Diascopie werd uitgevoerd bij een hond bij wie pinda-allergie was vastgesteld. Blanching erythema werd bereikt door te drukken met een glasplaatje.
Huidbiopsie van een acute urticariële laesie bij een hond met pinda-allergie. A – Let op de oedemateuze oppervlakkige dermis en interstitiële dermatitis met mononucleaire cellen, neutrofielen, eosinofielen en mestcellen. B – Sterke vergroting van A (H&E-kleuring; balk = 50 μm).
Vier weken na de behandeling met prednisolon en chloorfeniramine waren de bruto laesies van de hond (A – conjuntiva, B en D – okselgebied, en C – binnenzijde dij) volledig verdwenen.
Cutane bijwerkingen van voedselreacties met urticaria zijn zeldzaam bij honden en uiterst zeldzaam bij katten.

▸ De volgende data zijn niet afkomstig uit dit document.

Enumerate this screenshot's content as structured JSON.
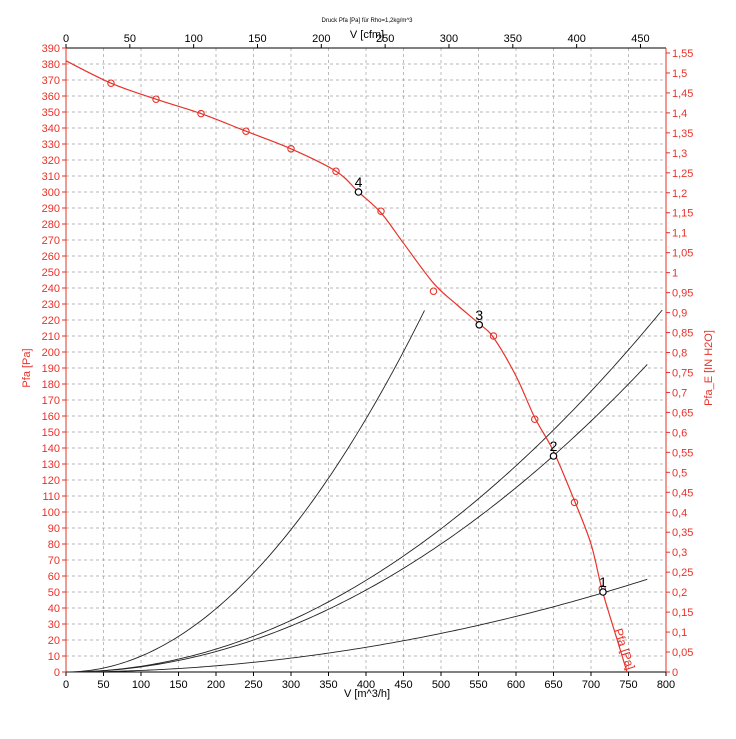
{
  "chart_data": {
    "type": "line",
    "title": "Druck Pfa [Pa] für Rho=1,2kg/m^3",
    "xlabel": "V [m^3/h]",
    "x2label": "V [cfm]",
    "ylabel": "Pfa [Pa]",
    "y2label": "Pfa_E [IN H2O]",
    "xlim": [
      0,
      800
    ],
    "ylim": [
      0,
      390
    ],
    "x2lim": [
      0,
      470
    ],
    "y2lim": [
      0,
      1.5625
    ],
    "grid": true,
    "x_ticks": [
      "0",
      "50",
      "100",
      "150",
      "200",
      "250",
      "300",
      "350",
      "400",
      "450",
      "500",
      "550",
      "600",
      "650",
      "700",
      "750",
      "800"
    ],
    "x2_ticks": [
      "0",
      "50",
      "100",
      "150",
      "200",
      "250",
      "300",
      "350",
      "400",
      "450"
    ],
    "y_ticks": [
      "0",
      "10",
      "20",
      "30",
      "40",
      "50",
      "60",
      "70",
      "80",
      "90",
      "100",
      "110",
      "120",
      "130",
      "140",
      "150",
      "160",
      "170",
      "180",
      "190",
      "200",
      "210",
      "220",
      "230",
      "240",
      "250",
      "260",
      "270",
      "280",
      "290",
      "300",
      "310",
      "320",
      "330",
      "340",
      "350",
      "360",
      "370",
      "380",
      "390"
    ],
    "y2_ticks": [
      "0",
      "0,05",
      "0,1",
      "0,15",
      "0,2",
      "0,25",
      "0,3",
      "0,35",
      "0,4",
      "0,45",
      "0,5",
      "0,55",
      "0,6",
      "0,65",
      "0,7",
      "0,75",
      "0,8",
      "0,85",
      "0,9",
      "0,95",
      "1",
      "1,05",
      "1,1",
      "1,15",
      "1,2",
      "1,25",
      "1,3",
      "1,35",
      "1,4",
      "1,45",
      "1,5",
      "1,55"
    ],
    "fan_curve": {
      "name": "Pfa [Pa]",
      "color": "#e8322a",
      "x": [
        0,
        60,
        120,
        180,
        240,
        300,
        360,
        390,
        420,
        450,
        490,
        520,
        550,
        570,
        600,
        625,
        650,
        678,
        700,
        715,
        735,
        748
      ],
      "y": [
        382,
        368,
        358,
        349,
        338,
        327,
        313,
        300,
        287,
        268,
        243,
        230,
        218,
        209,
        185,
        159,
        138,
        107,
        80,
        51,
        20,
        0
      ],
      "markers_x": [
        60,
        120,
        180,
        240,
        300,
        360,
        420,
        490,
        570,
        625,
        678,
        715
      ],
      "markers_y": [
        368,
        358,
        349,
        338,
        327,
        313,
        288,
        238,
        210,
        158,
        106,
        52
      ]
    },
    "system_curves": [
      {
        "k": 0.000989,
        "x_end": 478
      },
      {
        "k": 0.000358,
        "x_end": 795
      },
      {
        "k": 0.00032,
        "x_end": 775
      },
      {
        "k": 9.65e-05,
        "x_end": 775
      }
    ],
    "operating_points": [
      {
        "label": "1",
        "x": 716,
        "y": 50
      },
      {
        "label": "2",
        "x": 650,
        "y": 135
      },
      {
        "label": "3",
        "x": 551,
        "y": 217
      },
      {
        "label": "4",
        "x": 390,
        "y": 300
      }
    ],
    "colors": {
      "axis_red": "#e8322a",
      "axis_black": "#000000",
      "grid": "#a0a0a0",
      "system_curve": "#222222"
    }
  }
}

De reactie is een cutane overgevoeligheidsreactie die zich manifesteert als een oedemateuze huidaandoening (8-11). Bij mensen zijn levensbedreigende anafylactische reacties als gevolg van pinda- en andere notenallergieën bekend (3,12); er zijn echter geen klinische rapporten die cutane negatieve voedselreacties beschrijven die gerelateerd zijn aan notenallergieën bij honden en katten. Extracten van pinda’s, walnoten en paranoten zijn getest op allergene reacties bij honden als een hondenmodel voor voedselallergie (13). De honden werden subcutaan gesensibiliseerd met de allergenen in aluin en een intradermale huidtest, IgE immunoblotting tegen noteneiwitten, en orale challenge met de noten werden uitgevoerd. De auteurs toonden aan dat notenextracten klinische reacties uitlokten bij honden die vergelijkbaar waren met die bij mensen en dat het pinda-extract allergenerender was dan de andere notenextracten (13). Pinda’s (Arachis hypogaea) behoren tot de familie van de peulvruchten en 2S albumines, vicilines, en legumines zaad opslag eiwitten zijn belangrijke allergenen (1,13). Specifieke IgE-antilichamen die als reactie op het allergeen worden geproduceerd, leiden tot degranulatie van mestcellen en het vrijkomen van histamine, waarvan wordt aangenomen dat het de belangrijkste mediatoren van anafylose is (14). De laattijdige reactie op IgE-gemedieerde mestcel degranulatie en type III overgevoeligheidsreactie op immuuncomplexen dragen ook bij tot cutane ongewenste voedselreacties (15). Dit kan de oorzaak zijn van de eosinofiele infiltratie en chronische ontsteking bij cutane ongewenste voedselreactie (1).
In dit geval vertoonde de hond een onmiddellijke overgevoeligheidsreactie na inname van pinda. Diascopie uitgevoerd om te bepalen of de laesies hemorragisch of inflammatoir waren, toonde aan dat er vasodilatatie was. Histopathologische resultaten waren niet specifiek voor urticaria met pinda-overgevoeligheid, en uit ethische overwegingen werd geen challenge uitgevoerd. Andere diagnoses, zoals folliculitis, vasculitis, erythema multiforme, en mastceltumoren werden echter uitgesloten. Bovendien ondersteunen de geschiedenis en de klinische symptomen ook de diagnose van pinda-allergie bij deze hond. De behandeling van deze hond bestond uit glucocorticoïden en antihistaminica. Dramatische verbeteringen werden bereikt binnen een week en geen recidief werd waargenomen gedurende een follow-up periode van 3 maanden.